The latest results from the New Horizons probe to Pluto and beyond:
Research Papers in Science Reveal New Aspects of Pluto and Its Moons
A year ago, Pluto was just a bright speck in the cameras of NASA’s approaching New Horizons spacecraft, not much different than its appearances in telescopes since Clyde Tombaugh discovered the ninth planet in 1930.

But this week, in the journal Science, New Horizons scientists published the first comprehensive set of papers describing results from last summer’s Pluto system flyby. “These five detailed papers completely transform our view of Pluto – revealing the former ‘astronomer’s planet’ to be a real world with diverse and active geology, exotic surface chemistry, a complex atmosphere, puzzling interaction with the sun and an intriguing system of small moons,” said Alan Stern, New Horizons principal investigator from Southwest Research Institute, Boulder, Colorado.
After a 9.5-year, 3-billion-mile journey – launching faster and traveling farther than any spacecraft to reach its primary target – New Horizons zipped by Pluto on July 14, 2015. New Horizons’ seven science instruments collected about 50 gigabits of data on the spacecraft’s digital recorders, most of it coming over nine busy days surrounding the encounter. About half of that data has now been transmitted home – from distances where radio signals at light speed need nearly five hours to reach Earth – with all of it expected back by October.
The newly published Science papers bear that out; click here for a list of nine of the top results from the papers.

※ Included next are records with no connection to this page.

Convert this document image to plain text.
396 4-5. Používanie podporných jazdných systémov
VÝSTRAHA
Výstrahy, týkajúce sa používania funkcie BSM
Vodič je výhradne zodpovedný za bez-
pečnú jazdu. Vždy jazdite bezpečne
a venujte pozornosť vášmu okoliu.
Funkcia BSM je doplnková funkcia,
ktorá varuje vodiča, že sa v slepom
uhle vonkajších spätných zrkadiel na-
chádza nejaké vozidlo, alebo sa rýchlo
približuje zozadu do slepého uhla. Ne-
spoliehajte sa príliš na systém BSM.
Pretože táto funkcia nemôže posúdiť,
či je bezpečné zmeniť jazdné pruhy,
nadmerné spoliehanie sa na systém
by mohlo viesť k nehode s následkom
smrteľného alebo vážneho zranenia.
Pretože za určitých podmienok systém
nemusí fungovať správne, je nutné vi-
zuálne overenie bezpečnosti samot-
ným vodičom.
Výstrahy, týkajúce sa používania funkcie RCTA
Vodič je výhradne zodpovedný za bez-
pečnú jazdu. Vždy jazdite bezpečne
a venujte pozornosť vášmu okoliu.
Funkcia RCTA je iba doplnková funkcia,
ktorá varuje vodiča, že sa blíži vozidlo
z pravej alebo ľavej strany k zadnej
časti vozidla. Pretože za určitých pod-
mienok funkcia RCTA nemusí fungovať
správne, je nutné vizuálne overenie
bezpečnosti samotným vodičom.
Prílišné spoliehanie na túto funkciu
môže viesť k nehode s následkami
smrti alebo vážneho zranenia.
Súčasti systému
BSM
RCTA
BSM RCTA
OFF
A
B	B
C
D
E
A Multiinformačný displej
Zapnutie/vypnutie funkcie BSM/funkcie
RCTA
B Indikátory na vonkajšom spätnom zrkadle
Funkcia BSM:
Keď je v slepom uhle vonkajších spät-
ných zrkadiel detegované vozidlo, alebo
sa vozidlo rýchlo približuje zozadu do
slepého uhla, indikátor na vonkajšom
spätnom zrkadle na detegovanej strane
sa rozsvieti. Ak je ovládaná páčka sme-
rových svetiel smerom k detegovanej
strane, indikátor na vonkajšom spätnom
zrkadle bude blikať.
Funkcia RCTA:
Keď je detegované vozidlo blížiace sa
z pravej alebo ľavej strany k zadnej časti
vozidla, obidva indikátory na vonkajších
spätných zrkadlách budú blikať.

“Observing Pluto and Charon up close has caused us to completely reassess thinking on what sort of geological activity can be sustained on isolated planetary bodies in this distant region of the solar system, worlds that formerly had been thought to be relics little changed since the Kuiper Belt’s formation,” said Jeff Moore, from NASA Ames Research Center, California, and lead author of the paper covering geology.
Above the surface, scientists discovered Pluto’s atmosphere contains layered hazes, and is both cooler and more compact than expected. This affects how Pluto’s upper atmosphere is lost to space, and how it interacts with the stream of charged particles from the sun known as the solar wind. “We’ve discovered that pre-New Horizons estimates wildly overestimated the loss of material from Pluto’s atmosphere,” said Fran Bagenal, from the University of Colorado, Boulder, and lead author on the particles and plasma paper. “The thought was that Pluto’s atmosphere was escaping like a comet, but it is actually escaping at a rate much more like Earth’s atmosphere.”
Randy Gladstone, of SwRI, San Antonio, and the lead author of the Science paper on atmospheric findings, added, “We’ve also discovered that methane, rather than nitrogen, is Pluto’s primary escaping gas. This is pretty surprising, since near Pluto’s surface the atmosphere is more than 99-percent nitrogen.”
Scientists are also analyzing the first close-up images of Pluto’s small moons Styx, Nix, Kerberos, and Hydra. Discovered between 2005 and 2012, the four moons range in diameter from about 25 miles (40 kilometers) for Nix and Hydra to about six miles (10 kilometers) for Styx and Kerberos. Mission scientists further observed that the small satellites have highly anomalous rotation rates and uniformly unusual pole orientations, as well as icy surfaces with brightness and colors distinctly different from those of Pluto and Charon.
They’ve also found evidence that some of the moons resulted from mergers of even smaller bodies, and that their surface ages date back at least 4 billion years. “These latter two results reinforce the hypothesis that the small moons formed in the aftermath of a collision that produced the Pluto-Charon binary system,” said Hal Weaver, New Horizons project scientist from the Johns Hopkins University Applied Physics Laboratory in Laurel, Maryland, and lead author of the Science paper on Pluto’s small moons.
“This is why we explore,” said Curt Niebur, New Horizons program scientist at NASA Headquarters in Washington. “The many discoveries from New Horizons represent the best of humankind and inspire us to continue the journey of exploration to the solar system and beyond.”
New Horizons is part of NASA’s New Frontiers Program, managed by the agency’s Marshall Space Flight Center in Huntsville, Alabama. The Johns Hopkins Applied Physics Laboratory designed, built, and operates the New Horizons spacecraft and manages the mission for NASA’s Science Mission Directorate. The Southwest Research Institute leads the science mission, payload operations, and encounter science planning.